エンジェル エンジェル エンジェル(1996 文庫化:2004)

梨木香歩
解説にあるとおり、からくり小説なので、ストーリーは紹介できない。
この小説をなんと表現していいのか。SFやオカルトとも言えるし、宗教小説かもしれない。メルヘンやファンタジーかもしれない。しかし彼女はそこいらのファンタジーのように物事の上っ面をなでるようなことはしない。しっかりえぐる。しっかりえぐるが押し付けない。重たい問題をそっと目の前に置く。押し付けられたらはねつけることも出来るが、そっと置かれたからには、あとはこちらの感性の問題に委ねられる。そういう意味では、恐ろしい作家である。
ふと思ったのが、萩尾望都樹村みのり、水樹和佳(子)、清原なつの川原泉、等々が漫画化したら面白かろうということ。というか、彼女等ならこういう作品を書いてもおかしくない。そこで気付いたが、私と同い年であるから、当然マンガが当たり前の時代である。前にも書いたが私は少女マンガも読んでいたから、同じマンガも読んでいたかもしれない。さらに言えば、語弊があるかもしれないが、もしかしたら少女マンガの影響もあるか。

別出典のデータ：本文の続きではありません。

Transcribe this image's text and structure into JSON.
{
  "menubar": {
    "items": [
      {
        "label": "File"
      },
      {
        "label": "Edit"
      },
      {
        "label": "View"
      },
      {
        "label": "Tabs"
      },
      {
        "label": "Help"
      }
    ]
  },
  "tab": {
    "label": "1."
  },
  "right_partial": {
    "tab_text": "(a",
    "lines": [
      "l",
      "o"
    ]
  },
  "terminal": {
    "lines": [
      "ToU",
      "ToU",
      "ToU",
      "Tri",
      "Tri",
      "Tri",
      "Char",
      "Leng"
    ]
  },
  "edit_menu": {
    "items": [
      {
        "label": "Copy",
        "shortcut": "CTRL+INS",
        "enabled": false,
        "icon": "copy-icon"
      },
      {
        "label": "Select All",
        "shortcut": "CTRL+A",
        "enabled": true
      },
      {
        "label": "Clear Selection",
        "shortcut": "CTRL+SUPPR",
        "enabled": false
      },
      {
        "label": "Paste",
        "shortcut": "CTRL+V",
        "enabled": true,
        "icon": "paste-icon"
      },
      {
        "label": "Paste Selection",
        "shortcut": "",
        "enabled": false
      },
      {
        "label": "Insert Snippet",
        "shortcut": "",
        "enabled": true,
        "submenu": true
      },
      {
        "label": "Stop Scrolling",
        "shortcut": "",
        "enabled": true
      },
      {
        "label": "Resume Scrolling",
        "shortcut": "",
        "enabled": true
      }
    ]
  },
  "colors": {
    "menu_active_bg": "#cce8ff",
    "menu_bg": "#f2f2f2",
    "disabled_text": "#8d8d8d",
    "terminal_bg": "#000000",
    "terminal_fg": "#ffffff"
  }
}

ちなみに、ラスト近くの神への一言は個人的には承服しかねる。しかし、ああいった神の捉え方からくる袋小路に対しては、あの一言が救いの第1歩になることは認める。しかし、あくまでも第1歩であり、そもそもの神の捉え方が、キリスト教的限界に基づく弊害だから、次に進むためには、そこに気付かなければならないと主張しておく。わかりづらい話ですいません。